In week 1, Andrew explains the GD algorithm and we implement it in the lab. I’m having trouble consolidating Andrew’s theoretical explanation, and the implementation of the algorithm in practice:

Andrew’s description of GD is that the algorithm starts in an arbitrary location, and then proceeds towards the location that minimises the cost.

The way the algorithm works however, is that it runs over all m training examples and updates the parameters w and b.

My question is:
In Andrew’s description, the advancement towards the minimum, is on a path. It doesn’t have to be a straight path, but it is a path. The algorithm however, runs all over the space, from one training example to another. The training examples are not sorted, and so the algorithm computes and updates parameters in one location, then jumps to another training example which is not necessarily alongside the previous one. How can the theoretical explanation, and the actual implementation be reconciled?

Hi,
It requires the math to understand the theory. That somehow professor Ng avoid to make things simpler. As he often says ‘dont worry about the math’. Here is the [link](Gradient descent (article) | Khan Academy you can look at to understand about the algorithm.

In addition, you get a chance to implemet that algorithm from scratch in the programming exercises.

What you sent in the link is the same explanation Andrew gives. It does not explain why going over all unsorted training examples will produce an advancement in one direction.

This really comes down to the concept of continuity. When we think of a smooth (C^1) surface or curve, we think of “traveling” along the curve until we reach the global minimum (remember we’re working with convex functions here). But with examples, think of this as picking random points to travel to instead of a structured path. The beauty of the gradient descent is that with enough picked points you can still reach the global minimum. Indeed, the idea of continuity is that ANY path you pick must take you to the same location when minimizing. In 1D (a line) you can only travel left and right (left-side and right-side limits) and those two paths must agree. In n-dimensional configurations, you must be able to take ANY path. Hope this helps!

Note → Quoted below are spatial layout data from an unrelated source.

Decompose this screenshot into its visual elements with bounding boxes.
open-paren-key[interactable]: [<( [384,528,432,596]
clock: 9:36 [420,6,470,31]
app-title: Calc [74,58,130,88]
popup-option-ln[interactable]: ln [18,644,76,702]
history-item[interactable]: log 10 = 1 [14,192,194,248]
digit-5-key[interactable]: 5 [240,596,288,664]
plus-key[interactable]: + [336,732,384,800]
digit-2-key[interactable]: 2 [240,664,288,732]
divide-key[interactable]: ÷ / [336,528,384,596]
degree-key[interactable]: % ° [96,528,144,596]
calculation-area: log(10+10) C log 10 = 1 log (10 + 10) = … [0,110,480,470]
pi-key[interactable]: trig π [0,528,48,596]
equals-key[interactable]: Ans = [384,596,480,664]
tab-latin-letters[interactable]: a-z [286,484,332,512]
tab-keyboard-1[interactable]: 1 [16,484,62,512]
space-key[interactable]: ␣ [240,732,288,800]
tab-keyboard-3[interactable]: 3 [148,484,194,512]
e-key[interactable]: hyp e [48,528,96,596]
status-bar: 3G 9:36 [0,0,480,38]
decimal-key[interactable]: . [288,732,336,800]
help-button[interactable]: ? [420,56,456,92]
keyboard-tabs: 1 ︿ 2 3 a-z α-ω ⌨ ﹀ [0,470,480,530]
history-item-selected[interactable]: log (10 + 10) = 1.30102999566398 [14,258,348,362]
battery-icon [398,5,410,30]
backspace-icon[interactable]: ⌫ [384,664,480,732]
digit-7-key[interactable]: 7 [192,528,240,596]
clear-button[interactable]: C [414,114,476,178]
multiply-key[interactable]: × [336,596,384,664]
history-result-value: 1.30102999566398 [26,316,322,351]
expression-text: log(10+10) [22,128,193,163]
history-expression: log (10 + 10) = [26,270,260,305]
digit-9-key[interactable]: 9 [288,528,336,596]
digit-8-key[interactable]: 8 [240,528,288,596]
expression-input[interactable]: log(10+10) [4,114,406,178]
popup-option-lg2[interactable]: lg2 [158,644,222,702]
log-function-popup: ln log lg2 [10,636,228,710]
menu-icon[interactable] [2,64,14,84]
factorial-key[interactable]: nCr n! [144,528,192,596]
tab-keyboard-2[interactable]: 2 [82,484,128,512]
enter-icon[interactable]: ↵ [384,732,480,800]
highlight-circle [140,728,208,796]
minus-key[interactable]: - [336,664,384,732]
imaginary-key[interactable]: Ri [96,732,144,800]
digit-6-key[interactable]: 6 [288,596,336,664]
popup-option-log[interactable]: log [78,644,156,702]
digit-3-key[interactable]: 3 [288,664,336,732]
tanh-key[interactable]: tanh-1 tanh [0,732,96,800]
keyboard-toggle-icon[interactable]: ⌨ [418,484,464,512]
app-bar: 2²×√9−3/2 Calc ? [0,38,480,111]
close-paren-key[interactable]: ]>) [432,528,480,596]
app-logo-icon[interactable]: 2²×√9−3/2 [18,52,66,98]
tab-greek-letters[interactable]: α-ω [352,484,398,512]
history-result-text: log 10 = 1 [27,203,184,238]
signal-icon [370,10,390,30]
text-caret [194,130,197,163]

Gradient Descent is a medium to find the lowest loss a model can have. This is generally known as global minimum.

How do we find that?

We subtract the minimum change in weight from the old weight. The other parameters like the learning rate also helps in cutting down the loss. Lower learning rate makes the weight change lower.

We pick random values and move down the slope. It continues till we reach the minima or the lowest value of the loss.

The losses can be calculated with the help of MSE (for regression) and cross entropy (for classification)